HFNC is now recommended by French experts group for ICU management of patients infected with SARS-CoV-2 to reduce the need for invasive mechanical ventilation (6). This technology is useful in non-hypercapnic hypoxemic pneumonia. It is a simple technique to set up and monitor. The greatest risk of HFNC might be excess mortality due to delayed intubation in case of insufficient monitoring, requiring its use in ICU (7). Because our study population was not eligible for intensive care, HFNC seemed interesting to try in our non-critical care ward.
Continuous Positive Airway Pressure (CPAP) was previously used in COVID-19 patients in UK hospitals due to the rapidly increasing number of critically ill patients and intensive care shortage (8). Patients were younger than our population (median age 52) and over half of them (14/24 (58%)) did not subsequently require intubation. Another study which compared CPAP to standard oxygen therapy (including HFNC) for patients who were not suitable for ICU showed an extremely high mortality in both groups (9). A clinical trial is still ongoing to identify which respiratory support may be more beneficial for COVID-19 patients between three ventilation methods: CPAP, HFNC and standard treatment which involves oxygen delivered via a normal face mask or tubes in the nose (10).
The main limit of our study is its observational design without randomization between different oxygen delivery strategies. Few numbers prevent us to make comparison between people who died and people who survived. A previous study in the same hospital during the first wave showed that among 296 hospitalized patients, 30 of them older than 70 (median age 83, IQR 79–86), were treated with corticosteroids and required oxygen support for at least 9 L/mn, among whom 9 (30%) survived. When necessary oxygen support was 12 L/mn or more, 6/25 patients (24%) treated with corticosteroids survived (11). Our patients were older (median age 88, IQR 82–91) than people from this previous study. Further studies with careful selection of patients using the Clinical Frailty Scale (12) could help to better identify those who might benefit from treatment with HFNC.

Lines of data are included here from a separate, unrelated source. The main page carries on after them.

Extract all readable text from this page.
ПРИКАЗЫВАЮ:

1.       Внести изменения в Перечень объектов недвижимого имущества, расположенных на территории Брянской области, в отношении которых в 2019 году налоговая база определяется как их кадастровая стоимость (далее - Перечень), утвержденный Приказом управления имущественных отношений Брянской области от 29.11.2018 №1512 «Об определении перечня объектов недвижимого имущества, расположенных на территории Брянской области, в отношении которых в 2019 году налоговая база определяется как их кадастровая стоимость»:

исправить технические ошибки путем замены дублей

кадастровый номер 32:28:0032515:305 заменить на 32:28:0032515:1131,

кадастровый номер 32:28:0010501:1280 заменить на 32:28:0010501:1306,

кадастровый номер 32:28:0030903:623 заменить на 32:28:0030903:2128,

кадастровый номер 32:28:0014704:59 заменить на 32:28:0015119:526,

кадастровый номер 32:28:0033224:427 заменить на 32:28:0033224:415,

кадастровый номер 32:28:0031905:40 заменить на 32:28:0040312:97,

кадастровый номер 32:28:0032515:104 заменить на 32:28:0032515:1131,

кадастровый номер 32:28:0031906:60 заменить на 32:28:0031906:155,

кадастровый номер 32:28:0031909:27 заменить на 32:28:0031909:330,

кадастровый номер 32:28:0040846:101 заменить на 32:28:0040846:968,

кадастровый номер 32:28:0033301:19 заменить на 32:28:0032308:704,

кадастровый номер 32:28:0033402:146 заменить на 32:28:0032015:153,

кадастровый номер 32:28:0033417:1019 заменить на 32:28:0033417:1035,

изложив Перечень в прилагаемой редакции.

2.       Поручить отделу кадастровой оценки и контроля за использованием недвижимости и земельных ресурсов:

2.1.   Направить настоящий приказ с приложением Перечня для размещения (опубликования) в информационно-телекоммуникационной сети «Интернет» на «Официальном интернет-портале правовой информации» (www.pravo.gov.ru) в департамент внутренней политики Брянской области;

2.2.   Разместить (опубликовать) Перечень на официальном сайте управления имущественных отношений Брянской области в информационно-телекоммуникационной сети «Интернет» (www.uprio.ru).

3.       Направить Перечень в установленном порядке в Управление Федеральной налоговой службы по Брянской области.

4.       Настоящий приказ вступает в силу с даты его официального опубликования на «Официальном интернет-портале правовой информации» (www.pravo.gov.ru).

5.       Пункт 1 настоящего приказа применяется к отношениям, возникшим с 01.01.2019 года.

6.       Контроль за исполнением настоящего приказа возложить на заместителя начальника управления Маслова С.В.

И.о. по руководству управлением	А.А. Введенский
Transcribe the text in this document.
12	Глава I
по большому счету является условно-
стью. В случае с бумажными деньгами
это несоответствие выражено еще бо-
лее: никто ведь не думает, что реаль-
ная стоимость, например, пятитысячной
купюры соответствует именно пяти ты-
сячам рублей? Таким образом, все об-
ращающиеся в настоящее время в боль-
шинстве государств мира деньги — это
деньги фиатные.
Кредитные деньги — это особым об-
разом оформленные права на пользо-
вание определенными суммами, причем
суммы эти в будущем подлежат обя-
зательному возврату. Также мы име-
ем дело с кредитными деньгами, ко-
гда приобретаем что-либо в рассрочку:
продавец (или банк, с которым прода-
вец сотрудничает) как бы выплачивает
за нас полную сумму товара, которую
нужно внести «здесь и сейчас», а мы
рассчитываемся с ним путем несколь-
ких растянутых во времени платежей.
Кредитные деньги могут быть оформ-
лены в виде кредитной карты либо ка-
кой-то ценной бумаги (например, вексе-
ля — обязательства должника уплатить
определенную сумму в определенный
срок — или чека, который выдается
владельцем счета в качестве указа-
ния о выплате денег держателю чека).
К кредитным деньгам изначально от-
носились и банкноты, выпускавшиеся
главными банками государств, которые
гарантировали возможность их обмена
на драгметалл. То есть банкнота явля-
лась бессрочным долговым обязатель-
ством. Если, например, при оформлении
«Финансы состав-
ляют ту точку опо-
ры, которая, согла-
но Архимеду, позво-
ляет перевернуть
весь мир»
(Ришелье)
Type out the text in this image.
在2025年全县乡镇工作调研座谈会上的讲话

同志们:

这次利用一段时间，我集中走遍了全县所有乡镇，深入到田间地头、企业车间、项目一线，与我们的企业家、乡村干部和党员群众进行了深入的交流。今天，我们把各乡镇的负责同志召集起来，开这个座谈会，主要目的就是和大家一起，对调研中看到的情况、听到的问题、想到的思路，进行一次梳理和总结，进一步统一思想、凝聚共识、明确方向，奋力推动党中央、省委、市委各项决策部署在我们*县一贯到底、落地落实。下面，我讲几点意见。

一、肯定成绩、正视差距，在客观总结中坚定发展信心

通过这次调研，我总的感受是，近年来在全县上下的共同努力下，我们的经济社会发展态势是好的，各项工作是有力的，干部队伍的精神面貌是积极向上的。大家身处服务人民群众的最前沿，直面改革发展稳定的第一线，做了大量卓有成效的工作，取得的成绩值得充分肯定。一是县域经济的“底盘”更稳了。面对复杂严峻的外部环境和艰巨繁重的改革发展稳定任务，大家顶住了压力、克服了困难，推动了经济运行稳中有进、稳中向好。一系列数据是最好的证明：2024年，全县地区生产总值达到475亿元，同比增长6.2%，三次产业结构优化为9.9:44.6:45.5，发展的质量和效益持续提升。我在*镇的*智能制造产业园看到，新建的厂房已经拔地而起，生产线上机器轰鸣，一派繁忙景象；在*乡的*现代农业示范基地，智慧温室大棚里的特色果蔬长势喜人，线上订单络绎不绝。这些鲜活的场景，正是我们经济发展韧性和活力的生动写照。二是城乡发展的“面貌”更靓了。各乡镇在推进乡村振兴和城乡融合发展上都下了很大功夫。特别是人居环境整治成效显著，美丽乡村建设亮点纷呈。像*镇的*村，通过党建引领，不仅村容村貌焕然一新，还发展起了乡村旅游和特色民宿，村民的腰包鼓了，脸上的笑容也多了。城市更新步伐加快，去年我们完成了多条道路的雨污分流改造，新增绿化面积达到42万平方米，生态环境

High-flow oxygen therapy is also associated with better comfort and oxygenation than standard oxygen therapy delivered through a facemask, with a reduction in the severity of dyspnea and a decreased respiratory rate. These findings might result from the heating and humidification of inspired gas, which prevents thick secretions and subsequent atelectasis but also from low levels of PEEP (positive end-expiratory pressure) generated by a high gas flow rate and flushing of upper-airway dead space (7). This increased comfort might explain why palliative therapeutic were of little need in our study. This element of comfort is also an important help for the emotional adaptation required for the health care workers as management of death and its conditions appear as a major and central difficulty, reducing emotional fatigue, depression, anxiety and stress (13).
Indication for starting HFNC for COVID-19 patients was decided based on clinical experience. At the beginning of the wave in September 2020, we waited until oxygen standard flow reached 15 L/min to set up HFNC. We subsequently tended to propose HFNC at earlier stage when oxygen needs increased rapidly and/or when respiratory rate remained high (> 25 cycles/mn) despite oxygen support, because we hypothesized that an earlier initiation could lead to better results before respiratory exhaustion. Indeed, in the sub-group of patients initiating HFNC as soon as oxygen standard flow reached 9 L/min, survival rate increased from 32% (10/31) to 67% (10/15).